Recent efforts to understand the long, slow, surprisingly vulnerable life span of the saguaro have also shed more light on the complex ecological interactions in a desert where every creature lives on the edge of drought and disaster. The story started years ago when botanists compared photos taken before the establishment of the eastern half of the Saguaro National Monument in 1933 with current photos from the same location. They noted a dramatic decline in the number of young saguaros. Normally, it takes the pleated, green-skinned, shallow-rooted saguaro a decade to grow its first inch, half a century to reach 12 feet (3.66 m), and 75 years to sprout branches. Only about one out of the 40 million seeds a saguaro produces in a long lifetime sprouts and produces a saguaro big enough to produce seeds.
Botanists had no idea how to account for the apparent lack of young saguaro in the pictures. Scientists already knew that saguaros germinate in pulses, so that certain wet years produce a bounty crop of sprouts. But they could not find a pattern of wet and dry years that could account for the missing saguaros. Initially, researchers blamed air pollution. They argued that fumes from booming Tucson had stunted the growth of the young saguaros.
But that theory also fell apart when careful measurement in the Saguaro National Monument revealed that most of the missing saguaros were the equivalent of teenagers, about 30 to 120 years old.
That insight solved the mystery and revealed the culprits: cattle and woodcutters. Biologists discovered that few saguaro seedlings took root during the period cattle grazed in what became the monument. Although the federal government established the preserve in 1933, park managers didn't exclude cattle until the 1970s. And, when Americans first arrived in Tucson in the late 1800s, woodcutters quickly cut down most of the mesquite, palo verde, and ironwood trees in the park's eastern section. This eliminated the “nurse trees” whose shade and shelter dramatically increase the chance that a young saguaro will sprout and survive its vulnerable first couple of decades.
Next, settlers stocked the land with too many cattle, which added to the devastation by chomping on any new nurse tree seedlings and trampling the few saguaro sprouts. The picture became clear after biologists compared the patterns of saguaro growth in the heavily disturbed eastern section of Saguaro National Monument with the quieter western section.

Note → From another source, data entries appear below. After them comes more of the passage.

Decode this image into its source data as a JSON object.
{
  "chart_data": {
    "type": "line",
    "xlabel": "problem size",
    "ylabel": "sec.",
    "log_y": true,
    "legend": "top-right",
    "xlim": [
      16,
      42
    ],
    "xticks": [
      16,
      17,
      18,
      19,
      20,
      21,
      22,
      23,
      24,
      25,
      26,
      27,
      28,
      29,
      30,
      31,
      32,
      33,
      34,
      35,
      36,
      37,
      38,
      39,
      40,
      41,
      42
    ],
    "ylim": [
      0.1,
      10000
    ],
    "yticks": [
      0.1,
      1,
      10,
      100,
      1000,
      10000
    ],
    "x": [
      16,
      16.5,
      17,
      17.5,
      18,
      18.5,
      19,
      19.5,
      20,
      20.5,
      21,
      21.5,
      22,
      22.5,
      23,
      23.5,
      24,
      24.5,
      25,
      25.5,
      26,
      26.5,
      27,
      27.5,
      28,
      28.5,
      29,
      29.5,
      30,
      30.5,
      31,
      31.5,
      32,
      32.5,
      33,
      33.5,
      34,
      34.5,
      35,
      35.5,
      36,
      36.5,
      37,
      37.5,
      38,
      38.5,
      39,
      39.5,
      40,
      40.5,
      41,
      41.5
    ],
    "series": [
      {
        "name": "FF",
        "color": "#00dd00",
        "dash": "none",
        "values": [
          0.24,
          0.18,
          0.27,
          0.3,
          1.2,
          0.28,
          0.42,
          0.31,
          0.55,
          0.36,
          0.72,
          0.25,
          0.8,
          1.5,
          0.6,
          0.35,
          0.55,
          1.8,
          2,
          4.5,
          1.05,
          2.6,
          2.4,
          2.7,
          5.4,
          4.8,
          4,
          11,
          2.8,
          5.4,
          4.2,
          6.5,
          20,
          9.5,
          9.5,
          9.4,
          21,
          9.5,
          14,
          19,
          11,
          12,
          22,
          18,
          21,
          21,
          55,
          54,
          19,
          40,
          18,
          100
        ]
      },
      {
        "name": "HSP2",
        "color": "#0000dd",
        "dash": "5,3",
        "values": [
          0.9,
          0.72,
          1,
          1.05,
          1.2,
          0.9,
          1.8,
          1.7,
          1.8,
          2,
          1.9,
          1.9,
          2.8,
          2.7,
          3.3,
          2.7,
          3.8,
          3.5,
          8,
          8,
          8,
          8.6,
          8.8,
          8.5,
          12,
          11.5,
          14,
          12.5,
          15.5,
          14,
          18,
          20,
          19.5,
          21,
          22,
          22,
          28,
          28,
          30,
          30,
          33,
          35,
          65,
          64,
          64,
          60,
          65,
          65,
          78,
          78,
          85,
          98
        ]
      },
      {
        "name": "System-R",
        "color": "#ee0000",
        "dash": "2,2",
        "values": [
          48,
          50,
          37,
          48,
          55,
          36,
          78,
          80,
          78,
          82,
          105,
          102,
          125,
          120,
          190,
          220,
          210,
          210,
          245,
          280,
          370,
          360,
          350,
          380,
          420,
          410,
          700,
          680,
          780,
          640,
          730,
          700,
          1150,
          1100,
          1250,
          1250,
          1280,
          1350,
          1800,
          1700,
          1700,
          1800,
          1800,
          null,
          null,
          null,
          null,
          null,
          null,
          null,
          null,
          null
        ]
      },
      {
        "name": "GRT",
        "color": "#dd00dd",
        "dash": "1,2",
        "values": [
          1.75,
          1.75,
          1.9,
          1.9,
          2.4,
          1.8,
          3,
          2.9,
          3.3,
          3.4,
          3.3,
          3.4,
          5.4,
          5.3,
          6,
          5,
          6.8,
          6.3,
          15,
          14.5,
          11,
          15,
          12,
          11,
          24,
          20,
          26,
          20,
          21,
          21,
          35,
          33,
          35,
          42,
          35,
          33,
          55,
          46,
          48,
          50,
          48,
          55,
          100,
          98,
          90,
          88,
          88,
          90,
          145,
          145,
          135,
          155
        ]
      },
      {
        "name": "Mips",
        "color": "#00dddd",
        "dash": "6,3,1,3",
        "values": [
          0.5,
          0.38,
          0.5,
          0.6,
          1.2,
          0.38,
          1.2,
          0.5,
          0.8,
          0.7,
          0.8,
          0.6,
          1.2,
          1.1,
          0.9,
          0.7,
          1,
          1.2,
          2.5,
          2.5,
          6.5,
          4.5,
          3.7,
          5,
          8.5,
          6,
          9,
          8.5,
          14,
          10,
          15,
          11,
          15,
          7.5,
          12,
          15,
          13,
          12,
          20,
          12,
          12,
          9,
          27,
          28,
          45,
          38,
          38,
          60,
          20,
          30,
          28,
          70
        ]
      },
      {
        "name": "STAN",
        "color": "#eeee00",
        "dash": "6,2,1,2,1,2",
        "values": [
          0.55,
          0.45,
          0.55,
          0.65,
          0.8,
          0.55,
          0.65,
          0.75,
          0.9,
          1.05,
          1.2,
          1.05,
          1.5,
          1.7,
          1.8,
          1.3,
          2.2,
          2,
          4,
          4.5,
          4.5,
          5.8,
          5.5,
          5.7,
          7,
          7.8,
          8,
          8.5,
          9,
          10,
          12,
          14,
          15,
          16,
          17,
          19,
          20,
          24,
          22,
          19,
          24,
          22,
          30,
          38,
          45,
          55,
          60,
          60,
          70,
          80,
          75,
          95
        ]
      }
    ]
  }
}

The saguaros, which have also nourished desert-dwelling Native American cultures for millennia, show their long, hard history. Droughts cause drooping, looping arms, birds hollow out nesting cavities, accordion-pleated trunks shrink and swell with the rainfall, frost stunts and warps branches. Through it all, they support a complex ecosystem. The massive trunk of a saguaro is speckled with holes, nest cavities hacked out of the thick, thorned, chlorophyll-containing skin of the saguaro by either Gila woodpeckers or flickers. The saguaro seals the injury with a rush of dopamine, the same substance that produces addiction in the brains of heroine addicts or chocoholics, followed by the output of melanin, which also protects frail, human skin from skin cancer. The mix of sap and chemicals produces a hard, brown “boot,” so tough it forms a gourdlike residue in the skeletal remains of a downed saguaro. The woodpeckers occupy their cool, moist nests for a single season, before leaving their digs to a host of other desert refugees, including owls, flycatchers, wrens, martins, starlings, finches, bats, beetles, spiders, and even snakes.